L’éclatement des bulles immobilière et boursière à la fin des années quatre-vingt a ouvert une ère de stagnation économique et d'endémiques déficits budgétaires au Japon. La dette publique s’est fortement accrue, triplant en deux dernières décennies pour atteindre aujourd’hui plus de 200 % du PIB. Le Japon se singularise toutefois par l’important stock d’actifs financiers dont il dispose [Bender et alii, 2012]. Lorsque l’on prend compte ce dernier, la dette publique nette représente actuellement près de 110 % de la production (cf. graphique 1). Malgré ce ratio, les taux d’intérêt sur la dette publique japonaise se maintiennent à de faibles niveaux. D’une part, la déflation persistante contribue à stabiliser les rendements obligataires. D’autre part, plus de 90 % de la dette publique est détenue par les résidents et ceux-ci s’attendent pour l’heure à ce que la dette publique se maintienne à une trajectoire soutenable. Une forte accélération de la croissance contribuerait à stabiliser l’endettement public, mais celle-ci paraît peu probable. D'après Selo Imrohoroglu et Nao Sudo (2011), il faudrait que la croissance de la productivité globale des facteurs s’établisse à 6 % pendant au moins une décennie pour équilibrer les finances publiques, or le Japon n’a pas connu une telle performance au cours des 35 dernières années. 

GRAPHIQUE 1 Ratio dette publique nette sur RNB (en %)

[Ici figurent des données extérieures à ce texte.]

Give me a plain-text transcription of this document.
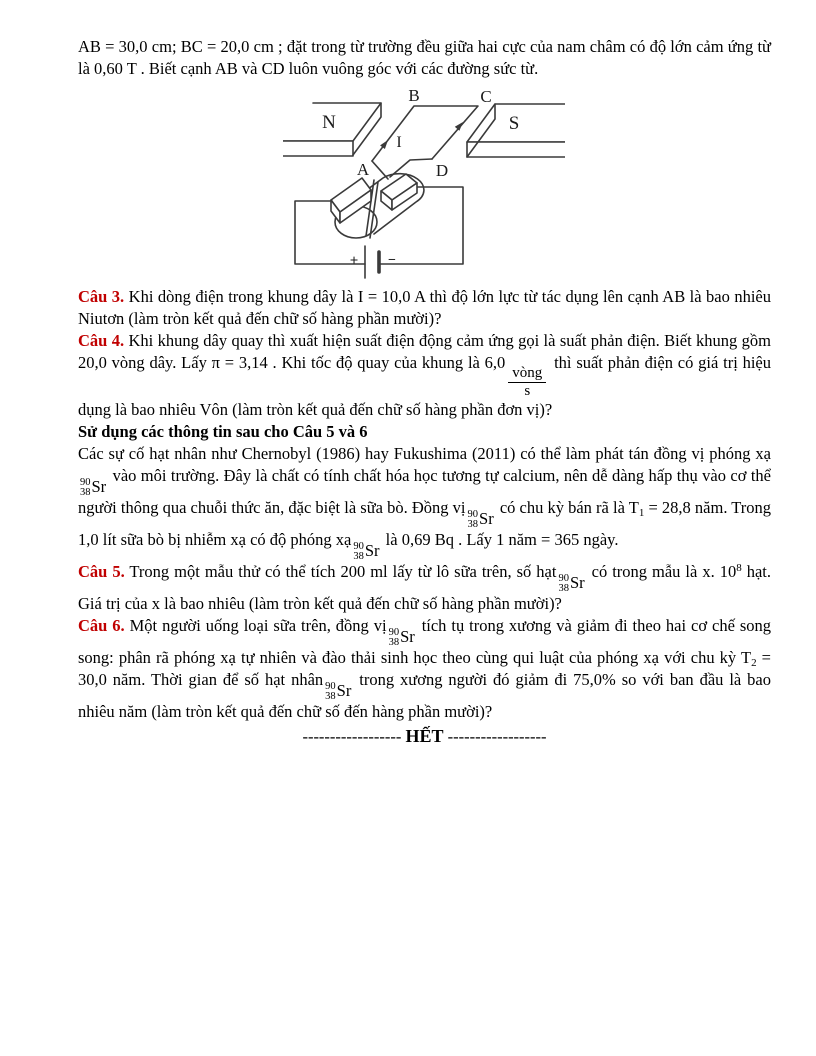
AB = 30,0 cm; BC = 20,0 cm ; đặt trong từ trường đều giữa hai cực của nam châm có độ lớn cảm ứng từ là 0,60 T . Biết cạnh AB và CD luôn vuông góc với các đường sức từ.

N	S
B	C
A	D
I
+ −

Câu 3. Khi dòng điện trong khung dây là I = 10,0 A thì độ lớn lực từ tác dụng lên cạnh AB là bao nhiêu Niutơn (làm tròn kết quả đến chữ số hàng phần mười)?

Câu 4. Khi khung dây quay thì xuất hiện suất điện động cảm ứng gọi là suất phản điện. Biết khung gồm 20,0 vòng dây. Lấy π = 3,14 . Khi tốc độ quay của khung là 6,0
$\frac{\text{vòng}}{s}$
thì suất phản điện có giá trị hiệu dụng là bao nhiêu Vôn (làm tròn kết quả đến chữ số hàng phần đơn vị)?

Sử dụng các thông tin sau cho Câu 5 và 6

Các sự cố hạt nhân như Chernobyl (1986) hay Fukushima (2011) có thể làm phát tán đồng vị phóng xạ
90
38 Sr
vào môi trường. Đây là chất có tính chất hóa học tương tự calcium, nên dễ dàng hấp thụ vào cơ thể người thông qua chuỗi thức ăn, đặc biệt là sữa bò. Đồng vị 90
38 Sr
có chu kỳ bán rã là $T_1 = 28,8$ năm. Trong 1,0 lít sữa bò bị nhiễm xạ có độ phóng xạ 90
38 Sr
là 0,69 Bq . Lấy 1 năm = 365 ngày.

Câu 5. Trong một mẫu thử có thể tích 200 ml lấy từ lô sữa trên, số hạt 90
38 Sr
có trong mẫu là x. $10^8$ hạt. Giá trị của x là bao nhiêu (làm tròn kết quả đến chữ số hàng phần mười)?

Câu 6. Một người uống loại sữa trên, đồng vị 90
38 Sr
tích tụ trong xương và giảm đi theo hai cơ chế song song: phân rã phóng xạ tự nhiên và đào thải sinh học theo cùng qui luật của phóng xạ với chu kỳ $T_2 = 30,0$ năm. Thời gian để số hạt nhân 90
38 Sr
trong xương người đó giảm đi 75,0% so với ban đầu là bao nhiêu năm (làm tròn kết quả đến chữ số đến hàng phần mười)?

------------------ HẾT ------------------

japon-ratio-dette-publique-nette-RNB-hansen-2013.png

source : Hansen et Imrohoroglu (2013)

A long terme, l’économie nipponne fait en outre face à des dynamiques démographiques nuisibles à l'activité et aux finances publiques. Avec le vieillissement de la population japonaise, les dépenses de santé et les allocations retraite vont continuer à s’accroître, au moins durant les quatre prochaines décennies. Or, non seulement le vieillissement démographique alourdit les dépenses publiques, mais il affecte également les prélèvements obligatoires en réduisant la contribution des actifs et en dégradant les gains de productivité, donc la croissance potentielle.

GRAPHIQUE 2  Les ratios de dépendance (en %)

japon-ratios-de-dependance-hansen-2013.png

source : Hansen et Imrohoroglu (2013)

Le premier ratio de dépendance (rapportant le nombre de personnes de plus de 65 ans sur le nombre de personnes ayant entre 20 et 64 ans) implique qu’environ trois actifs prennent aujourd’hui en charge un retraité ; dans 60 ans, un retraité sera pris en charge par quasiment un seul actif (cf. graphique 2). Même si l’âge de départ à la retraite était retardé, les conditions de financement du système de retraite se dégraderaient fortement. En effet, le second ratio de dépendance (rapportant le nombre de personnes de plus de 70 ans sur le nombre de personnes ayant entre 20 à 69 ans) va aussi continuer à fortement agmenter. 

Pour assurer sa solvabilité budgétaire, l’Etat japonais a déjà programmé plusieurs hausses du taux de TVA. Celle-ci devrait passer de 5 % aujourd’hui à 10 % en octobre 2015. Gary Hansen et Selo Imrohoroglu (2013) utilisent un modèle de croissance néoclassique pour estimer l’effort budgétaire qui serait nécessaire pour stabiliser le ratio d’endettement. Celui-ci représenterait 30 à 40 % des dépenses de consommation. Pour l’obtenir, les taux de taxation devraient atteindre jusqu’à 60 %. Ce chiffre serait ramené à 40 % si le gouvernement élargissait l’assiette fiscale. Les hausses programmées du taux de TVA se révèlent donc dramatiquement insuffisantes pour équilibrer les finances publiques. L’ampleur de l’effort budgétaire amène par conséquent Hansen et Imrohoroglu à préconiser l’adoption de mesures supplémentaires telles que le développement des flux d’immigration ou le relèvement du taux d’activité des femmes.

 

Références

ARTUS, Patrick (2013), « Comment le Japon peut-il restaurer sa solvabilité budgétaire ? », Natixis, Flash économie, n° 712, 11 octobre.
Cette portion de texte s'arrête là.